I spent the whole of last week riding my horse around West Somerset. I spent 90% of my time on very quiet country roads, despite there being miles and miles of available bridleway. Why? Because the Bridleways are still very wet, soggy and easily damaged by horses hooves.
To answer a couple of misconceptions: Horses are not tame and they are not domesticated; they are trained. They are also far more intelligent than most people (riders and nonriders) give them credit for but they react instinctively to perceived threats and danger. Lastly, their feet are very sensitive to different surfaces, and broken stony surfaces are as dangerous to a horse as the are to a bike.
To my horse, a flappy plastic bag is a fun thing to stamp on, to a less educated horse, it is a scary monster that is going to try and bite it in the belly (as a natural small predator would).

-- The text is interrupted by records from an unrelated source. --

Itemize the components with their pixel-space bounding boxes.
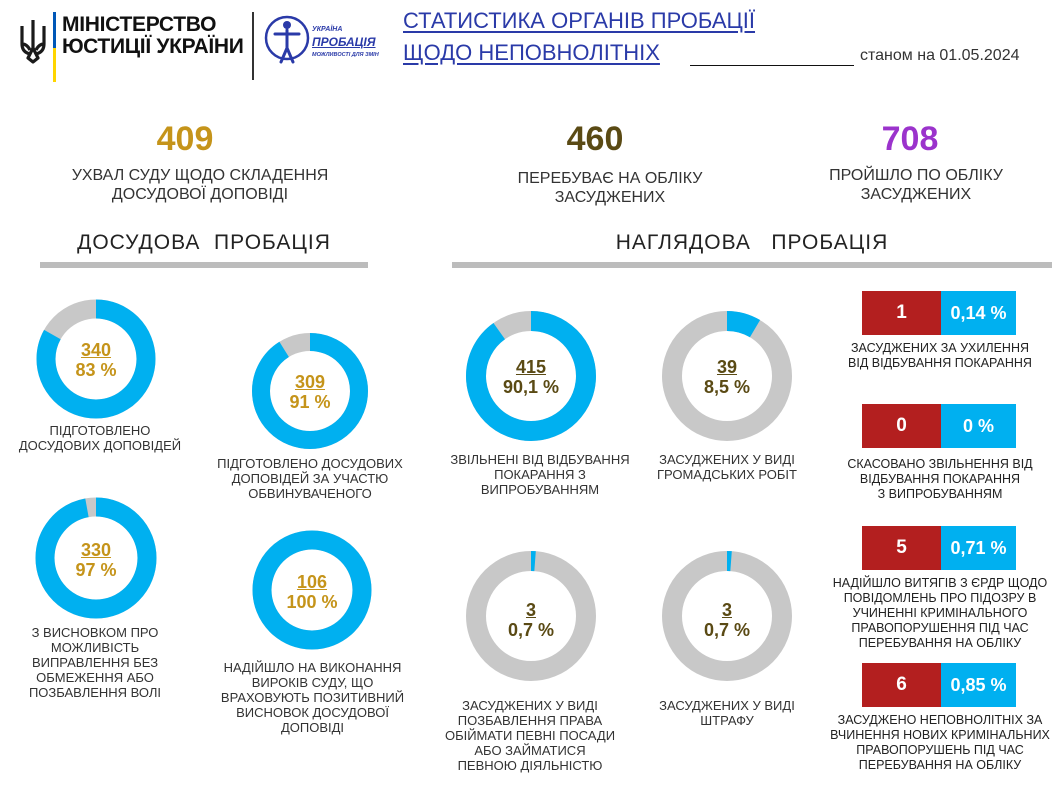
donut-label-reports-with-accused [210, 456, 410, 501]
page-title-line1: СТАТИСТИКА ОРГАНІВ ПРОБАЦІЇ [403, 8, 756, 33]
badge-percent: 0,14 % [941, 291, 1016, 335]
label-line: ВІД ВІДБУВАННЯ ПОКАРАННЯ [848, 356, 1032, 370]
donut-count: 3 [721, 600, 732, 620]
donut-percent: 0,7 % [507, 620, 555, 640]
donut-label-positive-conclusion [210, 660, 415, 735]
label-line: ПОВІДОМЛЕНЬ ПРО ПІДОЗРУ В [843, 591, 1037, 605]
badge-label-erdr-extracts [825, 576, 1055, 651]
section-title-pretrial: ДОСУДОВА ПРОБАЦІЯ [77, 231, 331, 254]
badge-count: 0 [862, 404, 941, 448]
label-line: ПЕВНОЮ ДІЯЛЬНІСТЮ [457, 758, 603, 773]
kpi-value-on-record: 460 [566, 120, 624, 158]
label-line: МОЖЛИВІСТЬ [50, 640, 140, 655]
badge-cancelled-release [862, 404, 1016, 448]
badge-percent: 0,85 % [941, 663, 1016, 707]
donut-center-deprivation-of-right [481, 600, 581, 640]
kpi-label-passed-record-line2: ЗАСУДЖЕНИХ [860, 186, 972, 203]
label-line: СКАСОВАНО ЗВІЛЬНЕННЯ ВІД [847, 457, 1033, 471]
label-line: ДОПОВІДЕЙ ЗА УЧАСТЮ [231, 471, 389, 486]
donut-percent: 0,7 % [703, 620, 751, 640]
donut-count: 340 [80, 340, 112, 360]
badge-percent: 0 % [941, 404, 1016, 448]
label-line: ВРАХОВУЮТЬ ПОЗИТИВНИЙ [220, 690, 405, 705]
label-line: З ВИПРОБУВАННЯМ [877, 487, 1003, 501]
kpi-label-passed-record-line1: ПРОЙШЛО ПО ОБЛІКУ [829, 167, 1003, 184]
label-line: НАДІЙШЛО ВИТЯГІВ З ЄРДР ЩОДО [832, 576, 1048, 590]
donut-center-community-service [677, 357, 777, 397]
trident-emblem-icon [18, 18, 48, 64]
badge-count: 5 [862, 526, 941, 570]
label-line: З ВИСНОВКОМ ПРО [31, 625, 159, 640]
section-title-supervision: НАГЛЯДОВА ПРОБАЦІЯ [615, 231, 889, 254]
donut-label-deprivation-of-right [440, 698, 620, 773]
label-line: ВІДБУВАННЯ ПОКАРАННЯ [859, 472, 1021, 486]
donut-label-prepared-reports [0, 423, 200, 453]
donut-percent: 8,5 % [703, 377, 751, 397]
label-line: ЗАСУДЖЕНИХ ЗА УХИЛЕННЯ [850, 341, 1029, 355]
label-line: ПЕРЕБУВАННЯ НА ОБЛІКУ [858, 758, 1022, 772]
kpi-label-court-rulings-line1: УХВАЛ СУДУ ЩОДО СКЛАДЕННЯ [71, 167, 329, 184]
donut-label-community-service [637, 452, 817, 482]
donut-center-released-probation [481, 357, 581, 397]
label-line: ВЧИНЕННЯ НОВИХ КРИМІНАЛЬНИХ [830, 728, 1050, 742]
badge-label-cancelled-release [830, 457, 1050, 502]
donut-label-released-probation [440, 452, 640, 497]
label-line: ОБІЙМАТИ ПЕВНІ ПОСАДИ [444, 728, 616, 743]
donut-percent: 97 % [75, 560, 117, 580]
badge-new-offences [862, 663, 1016, 707]
label-line: АБО ЗАЙМАТИСЯ [474, 743, 586, 758]
label-line: ПРАВОПОРУШЕННЯ ПІД ЧАС [851, 621, 1029, 635]
donut-center-fine [677, 600, 777, 640]
donut-count: 309 [294, 372, 326, 392]
label-line: ЗАСУДЖЕНИХ У ВИДІ [659, 698, 795, 713]
donut-label-fine [637, 698, 817, 728]
label-line: ВИРОКІВ СУДУ, ЩО [251, 675, 374, 690]
label-line: ВИСНОВОК ДОСУДОВОЇ [236, 705, 389, 720]
probation-logo-top: УКРАЇНА [312, 26, 343, 33]
report-date: станом на 01.05.2024 [860, 47, 1020, 64]
label-line: ПРАВОПОРУШЕНЬ ПІД ЧАС [856, 743, 1024, 757]
kpi-label-on-record-line2: ЗАСУДЖЕНИХ [554, 189, 666, 206]
label-line: ПІДГОТОВЛЕНО [49, 423, 151, 438]
badge-erdr-extracts [862, 526, 1016, 570]
label-line: ОБМЕЖЕННЯ АБО [36, 670, 154, 685]
label-line: ПОЗБАВЛЕННЯ ПРАВА [457, 713, 603, 728]
kpi-label-on-record-line1: ПЕРЕБУВАЄ НА ОБЛІКУ [517, 170, 703, 187]
donut-center-positive-conclusion [262, 572, 362, 612]
donut-center-reports-with-accused [260, 372, 360, 412]
ministry-name-line2: ЮСТИЦІЇ УКРАЇНИ [62, 35, 244, 58]
donut-center-prepared-reports [46, 340, 146, 380]
label-line: УЧИНЕННІ КРИМІНАЛЬНОГО [852, 606, 1028, 620]
header [0, 0, 1058, 90]
label-line: ПОЗБАВЛЕННЯ ВОЛІ [28, 685, 162, 700]
ministry-name-line1: МІНІСТЕРСТВО [62, 13, 217, 36]
kpi-value-court-rulings: 409 [156, 120, 214, 158]
header-divider [252, 12, 254, 80]
probation-logo-sub: МОЖЛИВОСТІ ДЛЯ ЗМІН [312, 52, 379, 58]
flag-stripe-blue [53, 12, 56, 48]
label-line: ШТРАФУ [700, 713, 754, 728]
badge-evasion [862, 291, 1016, 335]
label-line: ГРОМАДСЬКИХ РОБІТ [657, 467, 797, 482]
kpi-value-passed-record: 708 [881, 120, 939, 158]
donut-percent: 100 % [286, 592, 338, 612]
label-line: ПІДГОТОВЛЕНО ДОСУДОВИХ [217, 456, 403, 471]
label-line: ДОСУДОВИХ ДОПОВІДЕЙ [18, 438, 182, 453]
section-bar-pretrial [40, 262, 368, 268]
label-line: ВИПРОБУВАННЯМ [480, 482, 600, 497]
donut-center-correction-possible [46, 540, 146, 580]
badge-percent: 0,71 % [941, 526, 1016, 570]
badge-label-evasion [830, 341, 1050, 371]
label-line: ЗАСУДЖЕНИХ У ВИДІ [462, 698, 598, 713]
donut-count: 39 [716, 357, 738, 377]
probation-logo-icon [263, 12, 311, 68]
donut-count: 3 [525, 600, 536, 620]
label-line: ДОПОВІДІ [280, 720, 345, 735]
title-underline-extension [690, 65, 854, 66]
label-line: ПЕРЕБУВАННЯ НА ОБЛІКУ [858, 636, 1022, 650]
label-line: ОБВИНУВАЧЕНОГО [248, 486, 372, 501]
page-title-line2: ЩОДО НЕПОВНОЛІТНІХ [403, 40, 660, 65]
label-line: НАДІЙШЛО НА ВИКОНАННЯ [223, 660, 402, 675]
donut-percent: 83 % [75, 360, 117, 380]
badge-count: 6 [862, 663, 941, 707]
donut-percent: 91 % [289, 392, 331, 412]
donut-label-correction-possible [0, 625, 190, 700]
donut-count: 106 [296, 572, 328, 592]
label-line: ЗАСУДЖЕНО НЕПОВНОЛІТНІХ ЗА [837, 713, 1043, 727]
flag-stripe-yellow [53, 48, 56, 82]
badge-count: 1 [862, 291, 941, 335]
donut-percent: 90,1 % [502, 377, 560, 397]
donut-count: 330 [80, 540, 112, 560]
badge-label-new-offences [825, 713, 1055, 773]
label-line: ЗАСУДЖЕНИХ У ВИДІ [659, 452, 795, 467]
probation-logo-main: ПРОБАЦІЯ [312, 35, 376, 49]
label-line: ПОКАРАННЯ З [494, 467, 586, 482]
donut-count: 415 [515, 357, 547, 377]
label-line: ЗВІЛЬНЕНІ ВІД ВІДБУВАННЯ [450, 452, 630, 467]
label-line: ВИПРАВЛЕННЯ БЕЗ [31, 655, 159, 670]
kpi-label-court-rulings-line2: ДОСУДОВОЇ ДОПОВІДІ [111, 186, 289, 203]
section-bar-supervision [452, 262, 1052, 268]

To my horse a cyclist approaching fast from behind MIGHT be a predator, and so he will shift (fast) until he can clearly see that it is not. To a less well educated horse, a cyclist approaching fast from behind (road, mtb, electric or shopper), is a predator, attacking from behind, and so it will run, fast in an effort to outrun the predator (lions in Africa chasing Zebra, David Attenborough and all that, ring any bells at all?).
Why do I ride? For the same reason I ride my bikes; because it's bl**dy good fun and because, when we choose to, we can run at 20 to 30 mph, jumping over fences, logs and banks two to three feet high, and over ditches three or four feet wide without missing a beat.
As for horses off roading capabilities, I have ridden my horse into and out of quarries, rivers and lakes, that I couldn't even contemplate on a bike and up and down slopes that I could barely manage of foot.
Just remember that America was explored and populated long before cars and roads existed, thanks to horses.